Ну вот, начались наезды на мой гардероб. АД — настоящий эксперт по чередованию кнута и пряника.

Держу себя в руках, стараюсь. Если взорвусь, он будет провоцировать сильнее.

— Моя одежда тебя не касается. Я не собираюсь прыгать перед тобой в юбке, из-под которой видны гланды.

— Гланды? — АД смеётся надо мной, а я ничего не могу с собой поделать. Злюсь. Как он умудряется с такой лёгкостью меня раздражать? Аж слова путаю.

— Не гланды, а… не имеет значения. Оставь мою одежду в покое.

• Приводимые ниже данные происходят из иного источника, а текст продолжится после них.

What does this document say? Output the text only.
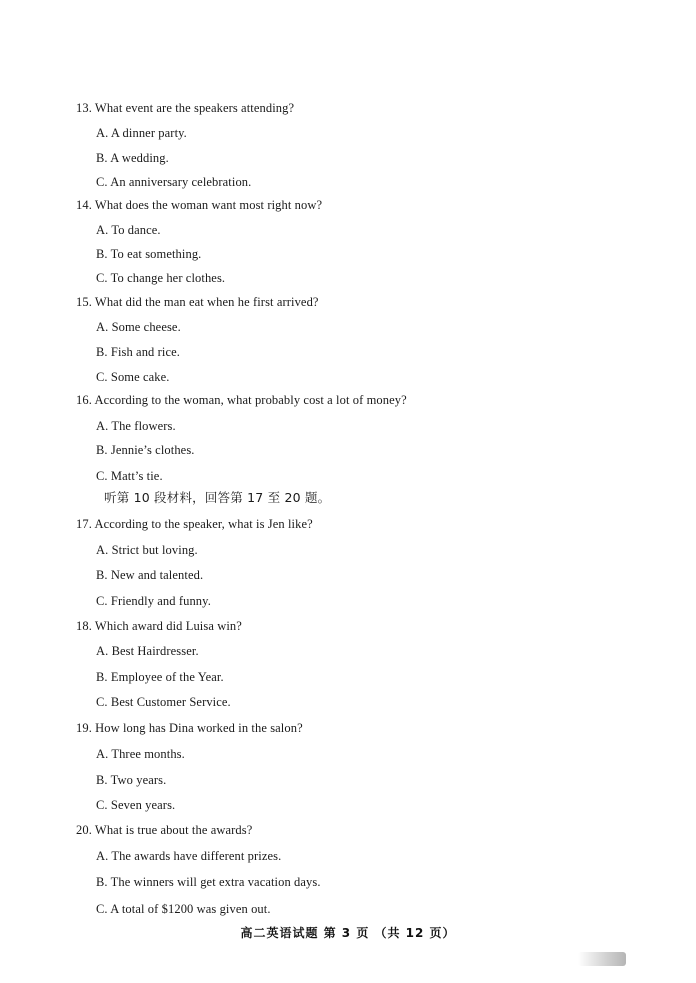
13. What event are the speakers attending?
A. A dinner party.
B. A wedding.
C. An anniversary celebration.
14. What does the woman want most right now?
A. To dance.
B. To eat something.
C. To change her clothes.
15. What did the man eat when he first arrived?
A. Some cheese.
B. Fish and rice.
C. Some cake.
16. According to the woman, what probably cost a lot of money?
A. The flowers.
B. Jennie’s clothes.
C. Matt’s tie.
听第 10 段材料，回答第 17 至 20 题。
17. According to the speaker, what is Jen like?
A. Strict but loving.
B. New and talented.
C. Friendly and funny.
18. Which award did Luisa win?
A. Best Hairdresser.
B. Employee of the Year.
C. Best Customer Service.
19. How long has Dina worked in the salon?
A. Three months.
B. Two years.
C. Seven years.
20. What is true about the awards?
A. The awards have different prizes.
B. The winners will get extra vacation days.
C. A total of $1200 was given out.
高二英语试题 第 3 页 （共 12 页）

Не оставил. Выбрал юбку до колена, рубашку и тёплый пиджак. Всё для того, чтобы я не ленилась — молнии, пуговицы, колготки.

— Не переставай быть собой из-за того, что случилось, — сказал серьёзно. Очень серьёзно, я аж задержала дыхание. Так тепло стало внутри, словно чаю глотнула. Слова АДа осели, нашли своё место. Я о них ещё вспомню.

— Поэтому надень своё обычное тряпьё, — продолжил он, убив трогательный момент.

Попробуйте одеться одной рукой. Муторно, особенно натягивать колготки. Дёргаюсь, как паяц в мультике, ругаюсь. Беспомощность раздражает. Капрон цепляется за обкусанные ногти. Каждое движение напоминает о случившемся.

— Не думай! — крикнул АД из коридора. — Я отсюда слышу, как скрипят твои мысли. Прекрати!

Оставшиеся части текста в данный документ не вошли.